CAPE CANAVERAL, Fla. — Police detained NASA astronaut Charles Washington today as he boarded the Orion V spacecraft during launch preparations, demanding to know if the $2 billion dollar manned flight was “really his rocketship,” multiple witnesses filming on their phones confirmed.
“We received a report of a suspicious individual wearing baggy work clothes attempting to enter a vehicle on Merritt Island,” said Kirsten Mendelson, the officer who detained the pioneering naval pilot, engineer, and Medal of Honor recipient. “Mr. Washington was unable to produce a valid driver’s license for the rocketship, and two other individuals in the vehicle appeared highly agitated, so we proceeded to search the vehicle. During our search, we found several bags of a powdered substance the subject referred to as ‘Tang,’ which we suspect is a street name for some type of methamphetamine.”

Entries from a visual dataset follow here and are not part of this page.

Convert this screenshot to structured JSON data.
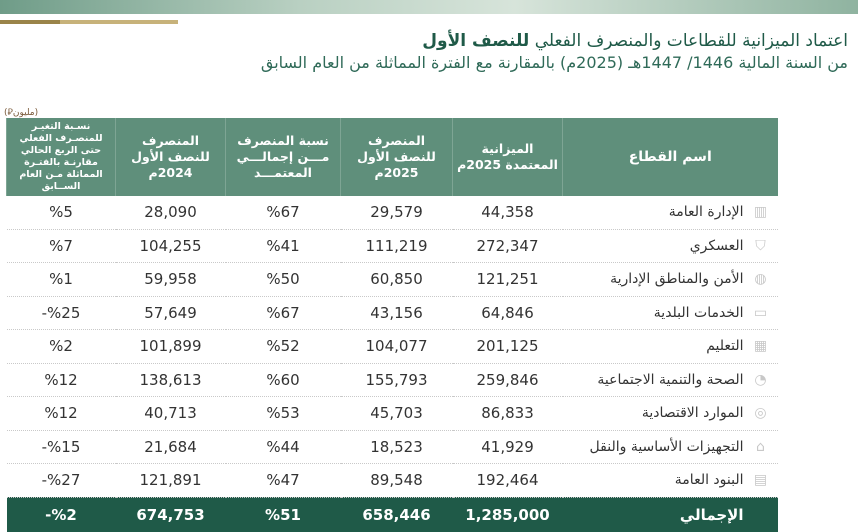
{
  "title": {
    "main": "اعتماد الميزانية للقطاعات والمنصرف الفعلي",
    "bold": "للنصف الأول",
    "subtitle": "من السنة المالية 1446/ 1447هـ (2025م) بالمقارنة مع الفترة المماثلة من العام السابق"
  },
  "unit_label": "(مليون⃁)",
  "headers": {
    "sector": "اسم القطاع",
    "budget": "الميزانية المعتمدة 2025م",
    "spent_2025": "المنصرف للنصف الأول 2025م",
    "ratio": "نسبة المنصرف مـــن إجمالـــي المعتمـــد",
    "spent_2024": "المنصرف للنصف الأول 2024م",
    "change": "نسـبة التغيـر للمنصـرف الفعلي حتى الربع الحالي مقارنـة بالفتـرة المماثلة مـن العام الســابق"
  },
  "rows": [
    {
      "icon": "building-icon",
      "sector": "الإدارة العامة",
      "budget": "44,358",
      "spent_2025": "29,579",
      "ratio": "%67",
      "spent_2024": "28,090",
      "change": "%5"
    },
    {
      "icon": "shield-icon",
      "sector": "العسكري",
      "budget": "272,347",
      "spent_2025": "111,219",
      "ratio": "%41",
      "spent_2024": "104,255",
      "change": "%7"
    },
    {
      "icon": "globe-icon",
      "sector": "الأمن والمناطق الإدارية",
      "budget": "121,251",
      "spent_2025": "60,850",
      "ratio": "%50",
      "spent_2024": "59,958",
      "change": "%1"
    },
    {
      "icon": "municipal-icon",
      "sector": "الخدمات البلدية",
      "budget": "64,846",
      "spent_2025": "43,156",
      "ratio": "%67",
      "spent_2024": "57,649",
      "change": "%25-"
    },
    {
      "icon": "education-icon",
      "sector": "التعليم",
      "budget": "201,125",
      "spent_2025": "104,077",
      "ratio": "%52",
      "spent_2024": "101,899",
      "change": "%2"
    },
    {
      "icon": "health-icon",
      "sector": "الصحة والتنمية الاجتماعية",
      "budget": "259,846",
      "spent_2025": "155,793",
      "ratio": "%60",
      "spent_2024": "138,613",
      "change": "%12"
    },
    {
      "icon": "economy-icon",
      "sector": "الموارد الاقتصادية",
      "budget": "86,833",
      "spent_2025": "45,703",
      "ratio": "%53",
      "spent_2024": "40,713",
      "change": "%12"
    },
    {
      "icon": "infrastructure-icon",
      "sector": "التجهيزات الأساسية والنقل",
      "budget": "41,929",
      "spent_2025": "18,523",
      "ratio": "%44",
      "spent_2024": "21,684",
      "change": "%15-"
    },
    {
      "icon": "document-icon",
      "sector": "البنود العامة",
      "budget": "192,464",
      "spent_2025": "89,548",
      "ratio": "%47",
      "spent_2024": "121,891",
      "change": "%27-"
    }
  ],
  "total": {
    "sector": "الإجمالي",
    "budget": "1,285,000",
    "spent_2025": "658,446",
    "ratio": "%51",
    "spent_2024": "674,753",
    "change": "%2-"
  },
  "icon_glyphs": {
    "building-icon": "▥",
    "shield-icon": "⛉",
    "globe-icon": "◍",
    "municipal-icon": "▭",
    "education-icon": "▦",
    "health-icon": "◔",
    "economy-icon": "◎",
    "infrastructure-icon": "⌂",
    "document-icon": "▤"
  },
  "colors": {
    "header": "#5f8f7b",
    "total": "#1f5a48",
    "title": "#1f5a48"
  }
}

Body cam footage showed Mendelson and her partner casually tossing a confocal space microscope on the ground by Washington’s feet and asking him if he was “doing a little backyard party chemistry in there.”
Washington claimed he’d been hassled by local cops before, but never while wearing his orange launch-and-entry suit and surrounded by hundreds of uniformed NASA personnel.
“When I heard sirens and saw a Crown Victoria blast through our safety fence, I thought there was some kind of security threat to the launch. And in fact, there was: the local police,” said Washington. “One of the officers drew her weapon and started running across the gangplank, telling me to put my hands up. I saw them put our microfluidic chips in the back of their squad car and mutter something about ‘civil asset forfeiture’ — I guess they plan to use these valuable research tools as breakroom coasters. They do look pretty cool, so I guess our research on reversing human aging will have to wait.”
Mission commander Marco Berovski said nothing like this had ever happened on one of his launches.
“I can’t believe this could happen in our country. Maybe it’s a Florida thing,” said Berovski from Mission Control in Houston, a city where black drivers are three times more likely to be searched than white drivers. “I don’t see why they would target Charles — he’s a decorated military veteran with an impressive academic pedigree, and he’s really articulate. Anyway, the mission was delayed by a week at an officer-involved taxpayer cost of $2 million dollars.”
At press time, Ofc. Mendelson was seen using a Celestron telescope taken from Orion V to surveil local Black Lives Matters protesters.